Aujourd’hui, en posture d’agressé, il se souvient des grandes leçons révolutionnaires du XXe siècle et choisit l’arme populaire du pauvre, la guérilla.
C’est de loin l’arme la plus dangereuse: les Américains au Vietnam et les Français en Algérie en ont fait la dure expérience. Ils avaient virtuellement gagné la guerre en termes classiques, par le contrôle général des pays en question, virtuellement seulement car ils l’ont perdue réellement sur le terrain faute de pouvoir «sécuriser», comme disent les généraux, leurs conquêtes.

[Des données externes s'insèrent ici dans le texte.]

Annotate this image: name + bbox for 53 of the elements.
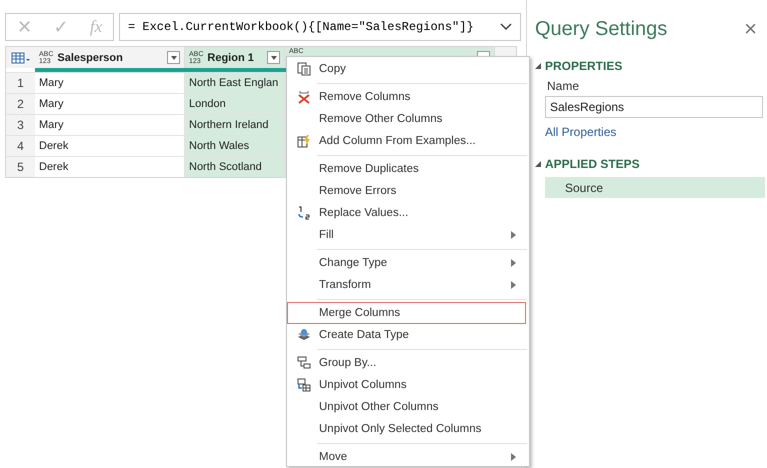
collapse-icon[interactable] <box>535 161 541 167</box>
menu-item[interactable]: Unpivot Only Selected Columns <box>287 418 526 440</box>
section-heading: PROPERTIES <box>545 59 622 73</box>
unpivot-icon <box>296 378 310 392</box>
menu-item[interactable]: Remove Other Columns <box>287 108 526 130</box>
name-field[interactable]: SalesRegions <box>545 96 763 118</box>
menu-item[interactable]: Merge Columns <box>287 302 526 324</box>
menu-item[interactable]: Unpivot Other Columns <box>287 396 526 418</box>
caret-icon <box>170 56 176 60</box>
menu-item[interactable]: Group By... <box>287 352 526 374</box>
menu-item[interactable]: Unpivot Columns <box>287 374 526 396</box>
table-cell: Northern Ireland <box>185 115 285 135</box>
table-cell: North Wales <box>185 136 285 156</box>
row-number: 5 <box>6 157 35 177</box>
row-number: 3 <box>6 115 35 135</box>
replace-values-icon <box>296 206 310 220</box>
menu-item[interactable]: Remove Duplicates <box>287 158 526 180</box>
copy-icon <box>296 62 310 76</box>
row-number: 2 <box>6 94 35 114</box>
menu-item[interactable]: Change Type <box>287 252 526 274</box>
menu-item[interactable]: Replace Values... <box>287 202 526 224</box>
filter-button[interactable] <box>167 51 180 64</box>
filter-button[interactable] <box>267 51 280 64</box>
panel-title: Query Settings <box>535 18 668 41</box>
menu-item[interactable]: Transform <box>287 274 526 296</box>
remove-column-icon <box>296 90 310 104</box>
table-cell: North East Englan <box>185 73 285 93</box>
step-item[interactable]: Source <box>545 177 765 198</box>
field-label: Name <box>547 79 580 93</box>
table-cell: London <box>185 94 285 114</box>
menu-item[interactable]: Remove Errors <box>287 180 526 202</box>
group-by-icon <box>296 356 310 370</box>
menu-item[interactable]: Create Data Type <box>287 324 526 346</box>
layers-icon <box>296 328 310 342</box>
formula-field[interactable]: = Excel.CurrentWorkbook(){[Name="SalesRegions"]} <box>119 13 521 41</box>
close-icon[interactable]: × <box>744 16 757 42</box>
caret-icon <box>270 56 276 60</box>
all-properties-link[interactable]: All Properties <box>545 125 767 139</box>
row-number: 4 <box>6 136 35 156</box>
menu-item[interactable]: Add Column From Examples... <box>287 130 526 152</box>
table-menu-icon[interactable] <box>10 52 30 64</box>
collapse-icon[interactable] <box>535 63 541 69</box>
menu-item[interactable]: Move <box>287 446 526 468</box>
add-column-icon <box>296 134 310 148</box>
section-heading: APPLIED STEPS <box>545 157 640 171</box>
column-title: Region 1 <box>207 52 255 64</box>
menu-item[interactable]: Copy <box>287 58 526 80</box>
row-number: 1 <box>6 73 35 93</box>
menu-item[interactable]: Fill <box>287 224 526 246</box>
table-cell: North Scotland <box>185 157 285 177</box>
menu-item[interactable]: Remove Columns <box>287 86 526 108</box>
column-title: Salesperson <box>57 52 124 64</box>
caret-icon <box>500 23 512 31</box>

Si je fais allusion à l’Algérie, ce n’est pas par hasard. L’Algérie est le seul pays arabe qui ait jamais vaincu militairement et politiquement une puissance coloniale. Et je pense qu’à l’heure actuelle, nombre de combattants irakiens repliés dans ces villes du sud Bassorah, Nassiriyah, Roumeïla, etc., et bien sûr à Bagdad, doivent avoir à l’esprit les hauts faits de leurs frères algériens combattant dans la Casbah d’Alger à la fin des années cinquante.
Et je ne m’explique pas encore pourquoi les Palestiniens, à la place de se lancer dans un terrorisme de masse désespéré, immoral et politiquement contreproduisant, n’ont pas mieux étudié les leçons de la guerre d’Algérie. Il faut probablement y voir la marque d’un manque de culture et d’une foi stupide dans le fanatisme religieux.
A l’exception de la guerre civile libanaise dominée par des luttes de clans à l’intérieur de la capitale, jamais le conflit isaraélo-arabe n’a généré de guérilla. En 1948, les Arabes qui, pourtant, avaient eu tout le temps de voir venir le coup de force israélien, furent incapables de réagir à l’expulsion massive des Palestiniens de leurs villes et villages.
Par la suite, dans les guerres de 1967 et 1973, Egyptiens et Syriens tentèrent de forcer le sort en opposant à Tsahal des forces classiques qui furent rapidement et rudement déconfites.
Ces échecs masquaient en fin de compte une manque de confiance dans leurs peuples de la part de régimes nationalistes en voie de sclérosification. Aujourd’hui, Moubarak et el-Assad Jr sont des dictateurs aussi isolés que l’était Saddam, il y a une semaine encore. Et je ne suis pas certain que la résistance irakienne qui se développe ces jours-ci leur fasse plaisir tant elle est annonciatrice de leur chute à venir.
Un des plus farouches opposants américains à cette guerre, Scott Ritter, ancien inspecteur en désarmement de l’Onu et ancien officier des renseignements au sein du corps des Marines, déclarait mardi 25 mars: «Les Etats-Unis n’ont pas les moyens militaires de prendre d’assaut Bagdad et ne peuvent que perdre la guerre contre l’Irak. Les Etats-Unis vont quitter l’Irak la queue entre les jambes, sur une défaite. C’est une guerre que nous ne pouvons pas gagner. Nous n’avons pas les moyens militaires de prendre Bagdad et pour cette raison je crois que la défaite des Etats-Unis dans cette guerre est inévitable. A chaque fois que nous affrontons les troupes irakiennes, nous pouvons gagner quelques batailles tactiques, comme nous l’avons fait pendant dix ans au Vietnam, mais nous ne serons pas capables de gagner cette guerre, qui est à mon avis perdue.»
Ritter est fort pessimiste pour ses compatriotes, même s’il part d’une analyse correcte, car les jeux sont malgré tout loin d’être faits. Et surtout, il ne prend pas en compte l’entêtement du président et de son clan: l’Irak peut s’effondrer d’une minute à l’autre pour peu que Bush utilise, lui, les armes de destruction massive dont il est abondamment pourvu. Au nom de la civilisation et de la juste cause qu’il est persuadé de défendre.